I went back up to hug him and he’d fallen asleep, his pillow wet with tears and it made me cry harder than before.

I can’t be objective about this stuff tonight. I feel as though I’ve failed myself and my boys.

Tomorrow will be better, things usually are with a bit of perspective but tonight I’m worn out and I need a cup of tea.

Posted by: learningwoman | July 22, 2008

Busy days

The house is in turmoil….again…. carpets being cleaned, stuff everywhere, people coming to stay, BIG spring clean, end of school year celebrations, summer holiday clothes shopping, kids restless, etc, etc..

Such fun!

Bring on the holiday!!

🙂

Oh and by the way, Spud-U-Like sent me a lovely letter, thanking me for letting them know about the service I’d received and they included a voucher for a free meal for two. Now that’s some good customer relationship building!

Posted by: learningwoman | July 19, 2008

Bill Bryson

Bill Bryson is one of my very favourite authors, not least because his books always make me laugh.

I’ve just finished reading ‘A Walk in the Woods’, where he attempts to hike the Appalachian Trail with his friend Stephen Katz. It’s full of interesting and sometimes obscure facts, very funny descriptions of people and places and of course merciless ribbing of his friend.

I’ve recently discovered that Bryson is Sagittarian, which immediately made sense to me. He’s a bit off the wall, interested in everything, excited by things that seem quite ordinary, until he tells us how he’s seeing them. He loves to travel, so much that he became a travel writer, among other things. He’s impulsive and not always practical in his decision making, seems kind, has a strong sense of justice and finds humour in all but the most hellish situations. And of course, he’s perceptive and intelligent.

For those who have no time for astrology, just ignore that paragraph and move on.

I’m not sure I’d like Bill Bryson if I met him, he’s a little inclined to write people off as stupid if they annoy him in any way, and I’m not sure how I’d fare in that respect.

Having said that, if, in some highly unlikely twist of fate I found myself having a coffee with him, I suspect I’d enjoy the conversation. A lively mind is a joy.

I remember when I was heavily pregnant with S, sitting in a local cafe, reading  ‘Down Under’ , which is about his travels in Australia. I laughed so hard that the man next to me moved over a few inches. I think he was worried I might go into labour and he’d have to help!

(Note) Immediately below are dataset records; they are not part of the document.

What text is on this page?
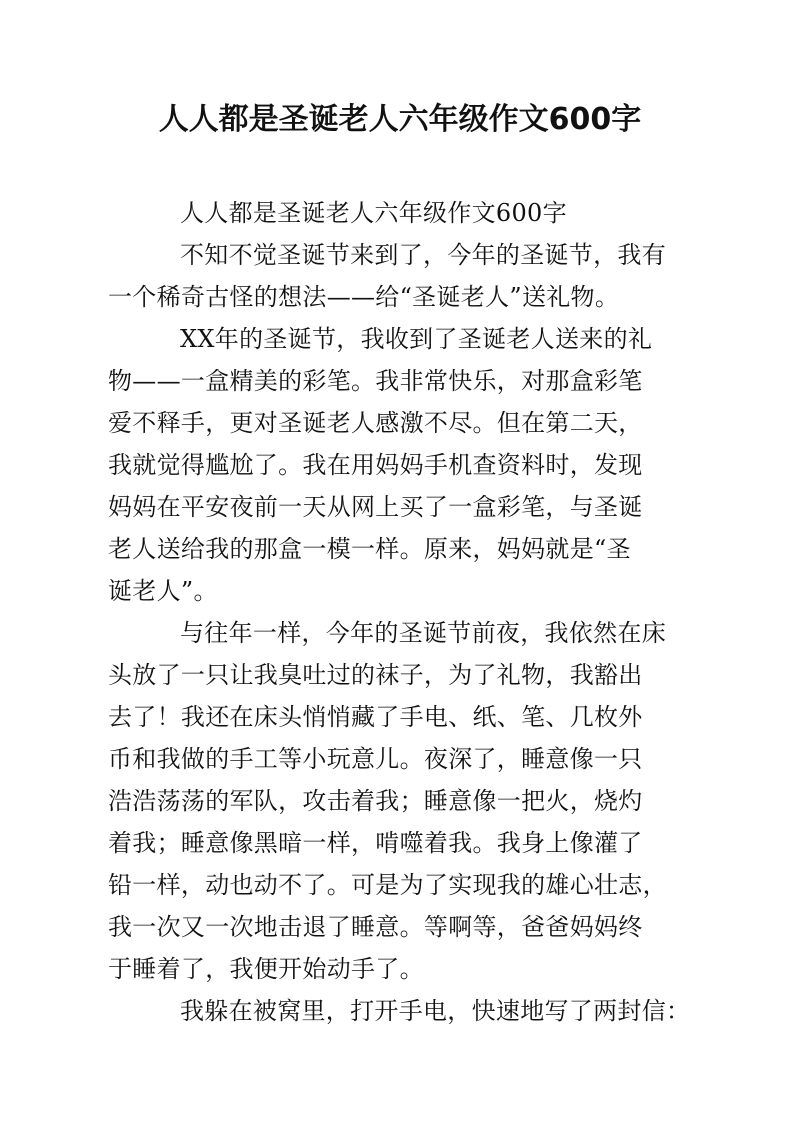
人人都是圣诞老人六年级作文600字
人人都是圣诞老人六年级作文600字
不知不觉圣诞节来到了，今年的圣诞节，我有
一个稀奇古怪的想法——给“圣诞老人”送礼物。
XX年的圣诞节，我收到了圣诞老人送来的礼
物——一盒精美的彩笔。我非常快乐，对那盒彩笔
爱不释手，更对圣诞老人感激不尽。但在第二天，
我就觉得尴尬了。我在用妈妈手机查资料时，发现
妈妈在平安夜前一天从网上买了一盒彩笔，与圣诞
老人送给我的那盒一模一样。原来，妈妈就是“圣
诞老人”。
与往年一样，今年的圣诞节前夜，我依然在床
头放了一只让我臭吐过的袜子，为了礼物，我豁出
去了！我还在床头悄悄藏了手电、纸、笔、几枚外
币和我做的手工等小玩意儿。夜深了，睡意像一只
浩浩荡荡的军队，攻击着我；睡意像一把火，烧灼
着我；睡意像黑暗一样，啃噬着我。我身上像灌了
铅一样，动也动不了。可是为了实现我的雄心壮志，
我一次又一次地击退了睡意。等啊等，爸爸妈妈终
于睡着了，我便开始动手了。
我躲在被窝里，打开手电，快速地写了两封信：
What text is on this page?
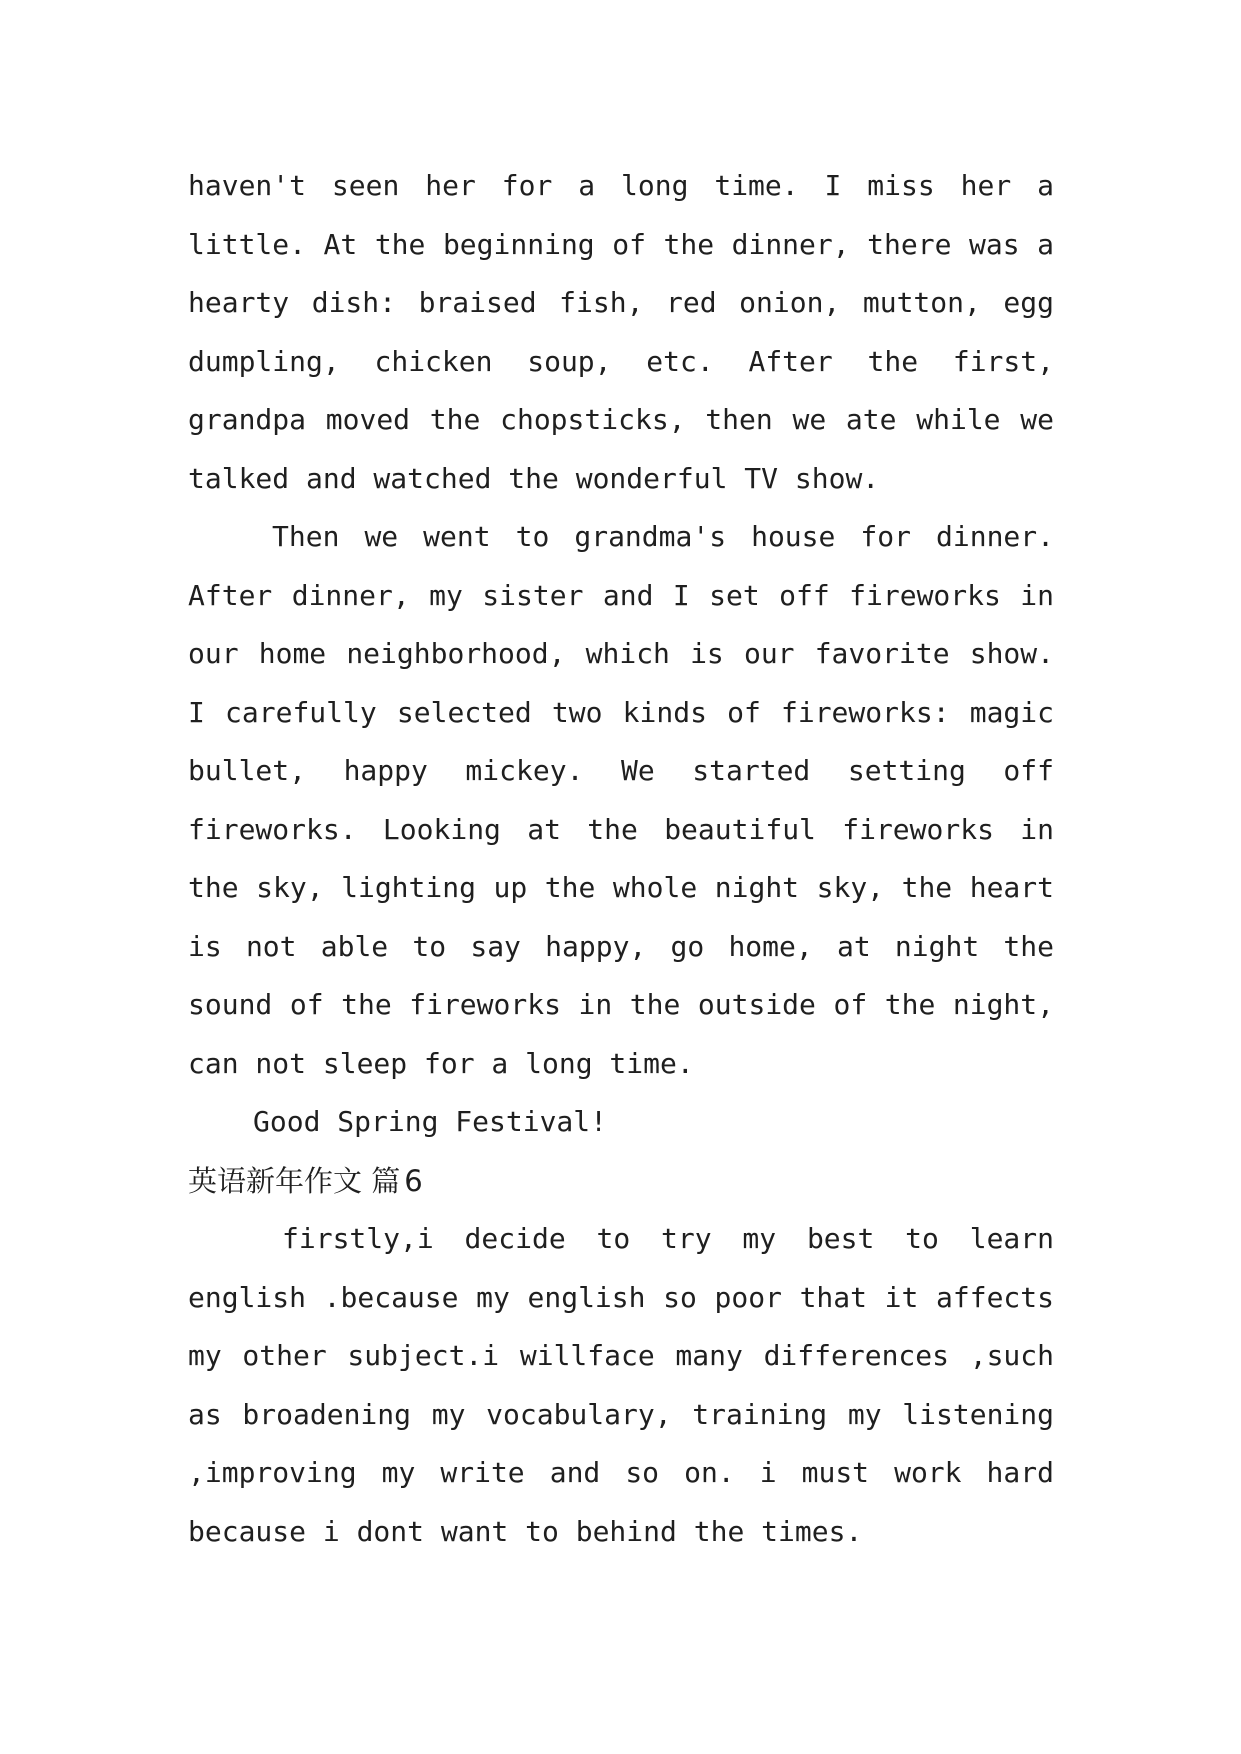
haven't seen her for a long time. I miss her a little. At the beginning of the dinner, there was a hearty dish: braised fish, red onion, mutton, egg dumpling, chicken soup, etc. After the first, grandpa moved the chopsticks, then we ate while we talked and watched the wonderful TV show.

Then we went to grandma's house for dinner. After dinner, my sister and I set off fireworks in our home neighborhood, which is our favorite show. I carefully selected two kinds of fireworks: magic bullet, happy mickey. We started setting off fireworks. Looking at the beautiful fireworks in the sky, lighting up the whole night sky, the heart is not able to say happy, go home, at night the sound of the fireworks in the outside of the night, can not sleep for a long time.

Good Spring Festival!

英语新年作文 篇 6

firstly,i decide to try my best to learn english .because my english so poor that it affects my other subject.i willface many differences ,such as broadening my vocabulary, training my listening ,improving my write and so on. i must work hard because i dont want to behind the times.
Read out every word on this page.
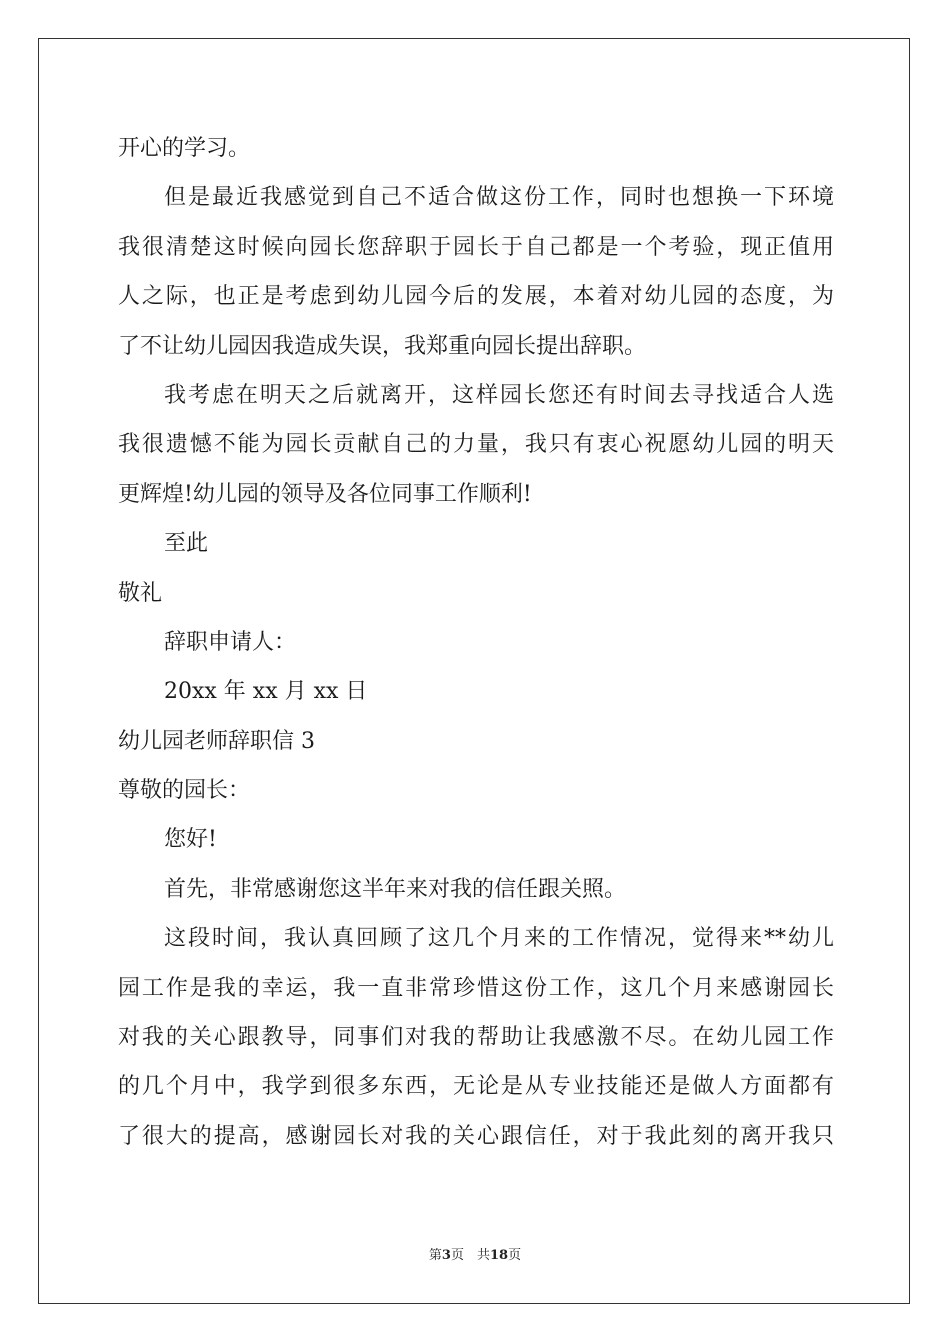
开心的学习。
但是最近我感觉到自己不适合做这份工作，同时也想换一下环境
我很清楚这时候向园长您辞职于园长于自己都是一个考验，现正值用
人之际，也正是考虑到幼儿园今后的发展，本着对幼儿园的态度，为
了不让幼儿园因我造成失误，我郑重向园长提出辞职。
我考虑在明天之后就离开，这样园长您还有时间去寻找适合人选
我很遗憾不能为园长贡献自己的力量，我只有衷心祝愿幼儿园的明天
更辉煌!幼儿园的领导及各位同事工作顺利!
至此
敬礼
辞职申请人：
20xx 年 xx 月 xx 日
幼儿园老师辞职信 3
尊敬的园长：
您好!
首先，非常感谢您这半年来对我的信任跟关照。
这段时间，我认真回顾了这几个月来的工作情况，觉得来**幼儿
园工作是我的幸运，我一直非常珍惜这份工作，这几个月来感谢园长
对我的关心跟教导，同事们对我的帮助让我感激不尽。在幼儿园工作
的几个月中，我学到很多东西，无论是从专业技能还是做人方面都有
了很大的提高，感谢园长对我的关心跟信任，对于我此刻的离开我只
第3页　共18页
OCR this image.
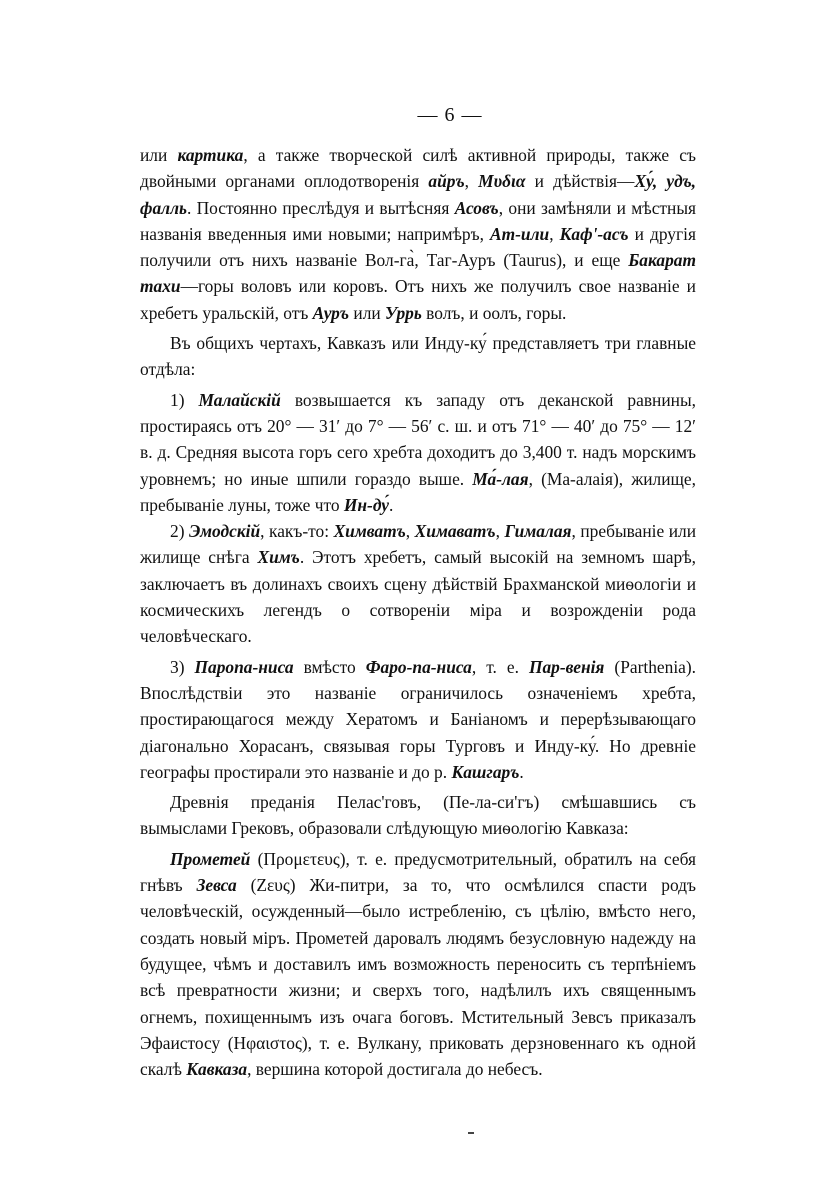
— 6 —

или картика, а также творческой силѣ активной природы, также съ двойными органами оплодотворенія айръ, Мυδια и дѣйствія—Ху́, удъ, фалль. Постоянно преслѣдуя и вытѣсняя Асовъ, они замѣняли и мѣстныя названія введенныя ими новыми; напримѣръ, Ат-или, Каф'-асъ и другія получили отъ нихъ названіе Вол-га̀, Таг-Ауръ (Taurus), и еще Бакарат тахи—горы воловъ или коровъ. Отъ нихъ же получилъ свое названіе и хребетъ уральскій, отъ Ауръ или Уррь волъ, и оолъ, горы.

Въ общихъ чертахъ, Кавказъ или Инду-ку́ представляетъ три главные отдѣла:

1) Малайскій возвышается къ западу отъ деканской равнины, простираясь отъ 20° — 31′ до 7° — 56′ с. ш. и отъ 71° — 40′ до 75° — 12′ в. д. Средняя высота горъ сего хребта доходитъ до 3,400 т. надъ морскимъ уровнемъ; но иные шпили гораздо выше. Ма́-лая, (Ма-алаія), жилище, пребываніе луны, тоже что Ин-ду́.

2) Эмодскій, какъ-то: Химватъ, Химаватъ, Гималая, пребываніе или жилище снѣга Химъ. Этотъ хребетъ, самый высокій на земномъ шарѣ, заключаетъ въ долинахъ своихъ сцену дѣйствій Брахманской миѳологіи и космическихъ легендъ о сотвореніи міра и возрожденіи рода человѣческаго.

3) Паропа-ниса вмѣсто Фаро-па-ниса, т. е. Пар-венія (Parthenia). Впослѣдствіи это названіе ограничилось означеніемъ хребта, простирающагося между Хератомъ и Баніаномъ и перерѣзывающаго діагонально Хорасанъ, связывая горы Турговъ и Инду-ку́. Но древніе географы простирали это названіе и до р. Кашгаръ.

Древнія преданія Пелас'говъ, (Пе-ла-си'гъ) смѣшавшись съ вымыслами Грековъ, образовали слѣдующую миѳологію Кавказа:

Прометей (Προμετευς), т. е. предусмотрительный, обратилъ на себя гнѣвъ Зевса (Ζευς) Жи-питри, за то, что осмѣлился спасти родъ человѣческій, осужденный—было истребленію, съ цѣлію, вмѣсто него, создать новый міръ. Прометей даровалъ людямъ безусловную надежду на будущее, чѣмъ и доставилъ имъ возможность переносить съ терпѣніемъ всѣ превратности жизни; и сверхъ того, надѣлилъ ихъ священнымъ огнемъ, похищеннымъ изъ очага боговъ. Мстительный Зевсъ приказалъ Эфаистосу (Ηφαιστος), т. е. Вулкану, приковать дерзновеннаго къ одной скалѣ Кавказа, вершина которой достигала до небесъ.
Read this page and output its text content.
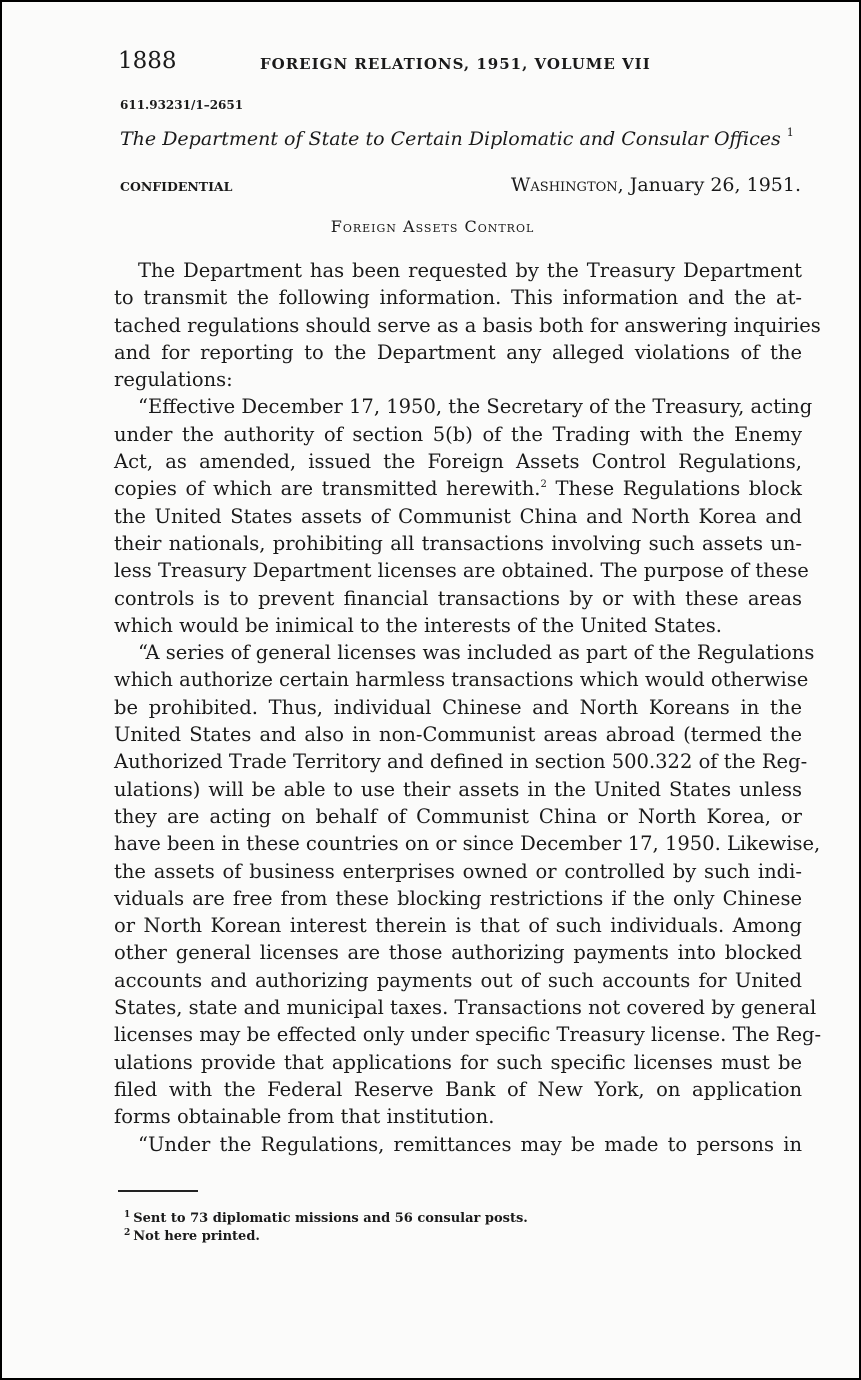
1888	FOREIGN RELATIONS, 1951, VOLUME VII
611.93231/1–2651
The Department of State to Certain Diplomatic and Consular Offices $^1$
CONFIDENTIAL	Washington, January 26, 1951.
Foreign Assets Control
The Department has been requested by the Treasury Department
to transmit the following information. This information and the at-
tached regulations should serve as a basis both for answering inquiries
and for reporting to the Department any alleged violations of the
regulations:
“Effective December 17, 1950, the Secretary of the Treasury, acting
under the authority of section 5(b) of the Trading with the Enemy
Act, as amended, issued the Foreign Assets Control Regulations,
copies of which are transmitted herewith.$^2$ These Regulations block
the United States assets of Communist China and North Korea and
their nationals, prohibiting all transactions involving such assets un-
less Treasury Department licenses are obtained. The purpose of these
controls is to prevent financial transactions by or with these areas
which would be inimical to the interests of the United States.
“A series of general licenses was included as part of the Regulations
which authorize certain harmless transactions which would otherwise
be prohibited. Thus, individual Chinese and North Koreans in the
United States and also in non-Communist areas abroad (termed the
Authorized Trade Territory and defined in section 500.322 of the Reg-
ulations) will be able to use their assets in the United States unless
they are acting on behalf of Communist China or North Korea, or
have been in these countries on or since December 17, 1950. Likewise,
the assets of business enterprises owned or controlled by such indi-
viduals are free from these blocking restrictions if the only Chinese
or North Korean interest therein is that of such individuals. Among
other general licenses are those authorizing payments into blocked
accounts and authorizing payments out of such accounts for United
States, state and municipal taxes. Transactions not covered by general
licenses may be effected only under specific Treasury license. The Reg-
ulations provide that applications for such specific licenses must be
filed with the Federal Reserve Bank of New York, on application
forms obtainable from that institution.
“Under the Regulations, remittances may be made to persons in
$^1$ Sent to 73 diplomatic missions and 56 consular posts.
$^2$ Not here printed.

If you haven’t read anything by him, give it a try. At worst you might learn some strange and interesting new things and at best you might scare the people next to you with your loud guffaws.

🙂

Posted by: learningwoman | July 19, 2008

All’s well here.

Health has been restored to this fair house and there are smiles all around. Wooo!

Posted by: learningwoman | July 17, 2008

In which a lot of time is spent in the laundry

I was woken this morning by A. asking in an urgent voice for me to “Come and be with S.” so he could go down to Z.

I walked into the bathroom to find S. sitting on the toilet, his face the colour of parchment, holding a plastic container in his hand, into which he was dry heaving. When he looked up at me, his eyes were dark and sunken, his expression pained and yet somehow resigned.

I should have known. When he was touchy and shouty and annoyed by everything yesterday, I should have known.

When he woke me in the night to go for a poo I should have known.

You’d think I’d know the signs by now but it’s been months since he was sick and I’ve been lulled into what turns out to be a false sense of security. It was his school picnic today too, poor babe.

So there’s a lot of washing to do. Towels, bedclothes, pyjamas etc…

Right, I’m off to hug him, then occupy Z, so S. doesn’t get jumped on.